Es gibt weiterhin Rechtsstreitigkeiten über die visuelle Aneignung, darunter Klagen gegen die Künstler Barbara Kruger, Jeff Koons und Richard Prince, von denen letzterer derzeit in zwei Fälle von Urheberrechtsverletzungen wegen seiner unbefugten Verwendung von Instagram-Fotos verwickelt ist. Diese Auseinandersetzungen haben die von Warhol entwickelte Praxis der kreativen Aneignung kaum behindert. Im Gegenteil, seit seinem Tod im Jahr 1987 ist es nur noch häufiger geworden.

Angesichts Warhols Wunsch, über die Grenzen des Selbstausdrucks hinauszugehen, kann man sich nur vorstellen, welche Freude er an der Anwendung generativer KI in der Kunst gehabt hätte. Sein berühmt geäußerter Wunsch – „Ich möchte eine Maschine sein“ – war noch nie so nah an der Verwirklichung wie heute. Neue Technologien und Software wie ChatGPT machen es immer schwieriger, Produkte menschlicher Intelligenz von denen künstlicher Simulation zu unterscheiden. Warhol hätte ein solches Problem genossen (auf eine Art und Weise, wie es Universitätsprofessoren, die studentische Arbeiten bewerten, nicht tun).
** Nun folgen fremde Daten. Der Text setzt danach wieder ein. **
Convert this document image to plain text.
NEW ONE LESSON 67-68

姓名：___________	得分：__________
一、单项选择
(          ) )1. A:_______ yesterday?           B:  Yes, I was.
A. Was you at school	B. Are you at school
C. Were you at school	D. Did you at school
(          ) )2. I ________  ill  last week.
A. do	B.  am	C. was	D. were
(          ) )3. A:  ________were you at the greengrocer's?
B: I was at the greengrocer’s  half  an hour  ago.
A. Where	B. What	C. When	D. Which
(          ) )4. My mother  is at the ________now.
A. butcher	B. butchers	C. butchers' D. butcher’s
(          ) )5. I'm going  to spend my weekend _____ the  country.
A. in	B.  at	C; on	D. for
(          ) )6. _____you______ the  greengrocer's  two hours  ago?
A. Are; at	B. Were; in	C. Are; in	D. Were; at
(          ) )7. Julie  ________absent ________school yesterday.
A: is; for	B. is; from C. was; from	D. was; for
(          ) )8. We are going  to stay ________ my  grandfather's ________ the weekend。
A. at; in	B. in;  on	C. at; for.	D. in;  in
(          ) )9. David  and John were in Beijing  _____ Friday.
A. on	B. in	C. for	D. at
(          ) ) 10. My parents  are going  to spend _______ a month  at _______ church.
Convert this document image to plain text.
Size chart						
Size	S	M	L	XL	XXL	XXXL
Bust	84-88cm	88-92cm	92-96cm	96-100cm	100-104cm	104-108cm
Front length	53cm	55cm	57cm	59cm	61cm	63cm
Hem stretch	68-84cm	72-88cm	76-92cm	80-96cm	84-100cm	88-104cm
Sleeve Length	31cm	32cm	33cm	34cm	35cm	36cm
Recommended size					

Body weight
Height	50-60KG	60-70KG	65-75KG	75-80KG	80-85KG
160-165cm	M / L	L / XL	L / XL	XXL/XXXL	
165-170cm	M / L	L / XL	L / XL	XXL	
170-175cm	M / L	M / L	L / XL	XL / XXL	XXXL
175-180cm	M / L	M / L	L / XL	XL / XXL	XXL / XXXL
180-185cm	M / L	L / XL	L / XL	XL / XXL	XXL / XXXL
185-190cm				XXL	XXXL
Am originellsten war Warhol in der Art und Weise, wie er die Idee der Originalität demontierte. Ich habe diese Formulierung nicht in mein Briefing aufgenommen, aus Angst, sie sei zu abstrus. Wie sich herausstellte, gab es jemanden, der viel wichtiger an dem Verfahren beteiligt war und den Punkt ganz klar verstand. In ihrem leidenschaftlichen Widerspruch schreibt Richterin Elena Kagan: „Warhol ist eine herausragende Figur in der modernen Kunst, nicht trotz, sondern gerade wegen seiner Verwendung von Quellenmaterialien. Seine Arbeit – ob Suppendosen und Brillo-Boxen oder Marilyn und Prince – verwandelte etwas, das ihm nicht gehörte, in etwas.“ ganz sein eigenes. Nur dass es auch unser ganz eigenes wurde, denn sein Werk nimmt heute nicht nur in unseren Museen, sondern in unserer breiteren künstlerischen Kultur einen bedeutenden Platz ein.“

Warhol reißt seine Quellen weder ab, noch überschreitet er sie. Er behält sie als flackernde, wiederholbare Nachbilder bei und verändert gleichzeitig ihre malerische Erscheinung und Wirkung dramatisch. Das ist es, was „etwas, das nicht ihm gehört, zu etwas ganz Eigenem macht“. Warhols etwas aus dem Gleichgewicht geratene, brillante Day-Glo-Bilder verändern unsere Sicht auf Promi- und Konsumkultur. Seine Arbeit verändert uns im besten Fall.

Als 1976 die Doktrin der fairen Nutzung kodifiziert wurde, war Warhol der berühmteste lebende Künstler der Welt und hatte seine berühmtesten Siebdruckgemälde geschaffen. Hätte er über die faire Nutzung Bescheid gewusst, hätte der Künstler sich wahrscheinlich kaum um die rechtlichen Konsequenzen gekümmert. Sein Werk wurde, wie alle gute Kunst, nicht geschaffen, um sich an das Gesetz zu halten.

Richard Meyer ist Professor für Kunstgeschichte an der Stanford University und zuletzt Autor von „Master of the Two Left Feet: Morris Hirshfield Rediscovered“.